In this case, petitioner was required to serve its discovery requests no later than Sunday, February 19, 2017 for respondent to have the full thirty days to respond by the close of discovery on March 21, 2017. Because Petitioner served its requests on February 20, respondent's responses were due on March 22, beyond the close of discovery, in violation of Rule 2.120(a)(3). Therefore, respondent's objection to those requests was proper.

The Board noted, however, that petitioner's delay of one day in serving its discovery requests appears to have arisen from a misunderstanding of how Rule 2.196 applies to the revised discovery rules. Because the case was commenced under the old rules, and the current dispute arises during the transition to the new rules, and the dispute involves a scheduling matter, the Board exercised its discretion to reopen discovery for the limited purpose of allowing respondent time to respond to petitioner's written discovery requests.
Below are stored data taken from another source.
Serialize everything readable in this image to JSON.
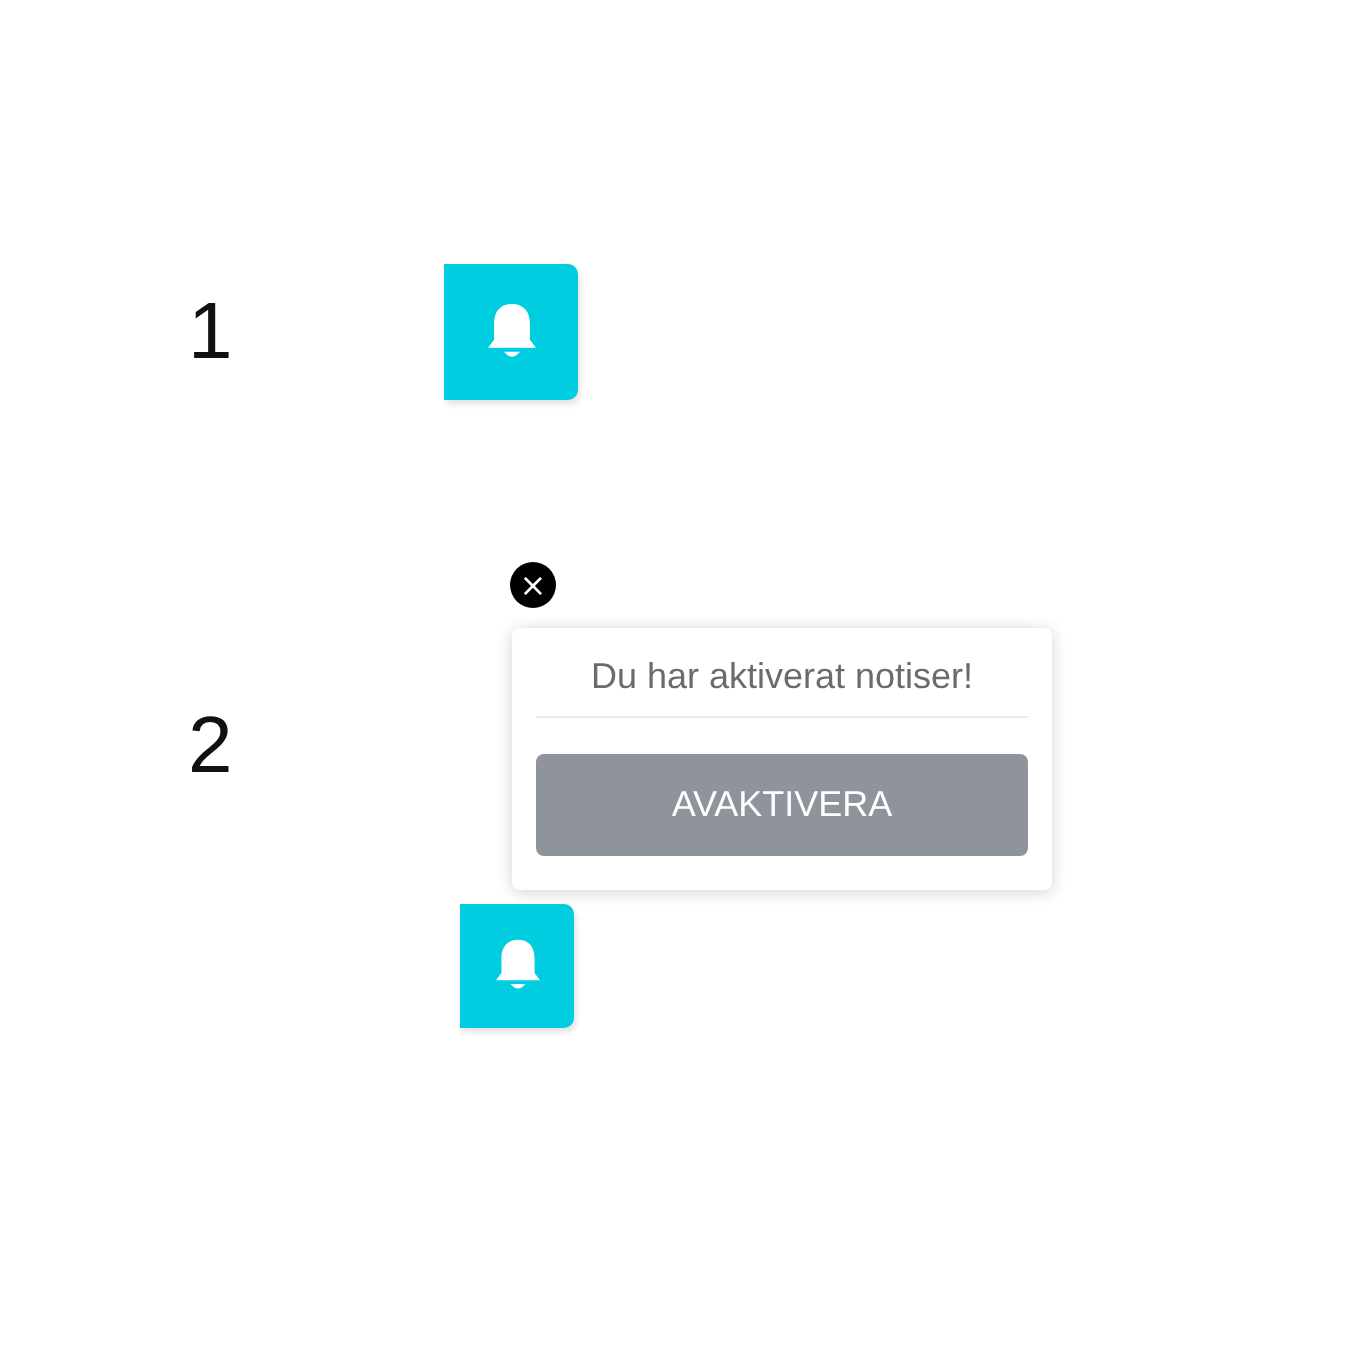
{
  "sections": [
    {
      "label": "1"
    },
    {
      "label": "2",
      "popup": {
        "close": "×",
        "message": "Du har aktiverat notiser!",
        "button": "AVAKTIVERA"
      }
    }
  ]
}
Read comments and post your comment here.

TTABlog comment: Apparently it doesn't matter whether discovery closes on a weekend or D.C. holiday. The thirty-one days is counted back from that discovery cut-off date. And apparently the responding party does not get extra time to respond if the due date for responses falls on a weekend or holiday, although I find that less than clear from this ruling.

Note that this order was issued on July 10, 2017. The Board allowed respondent a "full thirty-day period" to respond to the written discovery requests, and set the due date as August 11, 2017. But that is thirty-two days from the date of the order, not thirty. So I am further confused.

Do you think the Board did enough to anticipate this type of problem or misunderstanding, and to explain how the new rules apply? Personally, I am still also confused about the new declaration testimony rules, particularly as applied to expert witnesses, third-party witnesses, and foreign witnesses.

Text Copyright John L. Welch 2017.

3 Comments:

At 9:29 AM, Anonymous Anonymous said...

I read this blog because I am interested in trademarks, but this case shows why I could never work in the legal field. The level of mundanity is astonishing. BTW, this is not a criticism of you for covering the case as it may be important (though I can't imagine interesting) for some.

 
At 10:07 AM, Anonymous Augusto Perera, Esq. said...

I agree, this new rule will cause more confusion and create more headaches for practitioners than the non existing problem they intended to fix.

 
At 5:37 PM, Blogger Jonathan Jekel said...

Well, that certainly complicates things. It's a shame it had to go through this whole process, rather than counsel just, you know, being a human being. It looks like a pretty simple mistake that could have been easily fixed with a little professional courtesy, rather than wasting everyone's time and money on a motion to compel.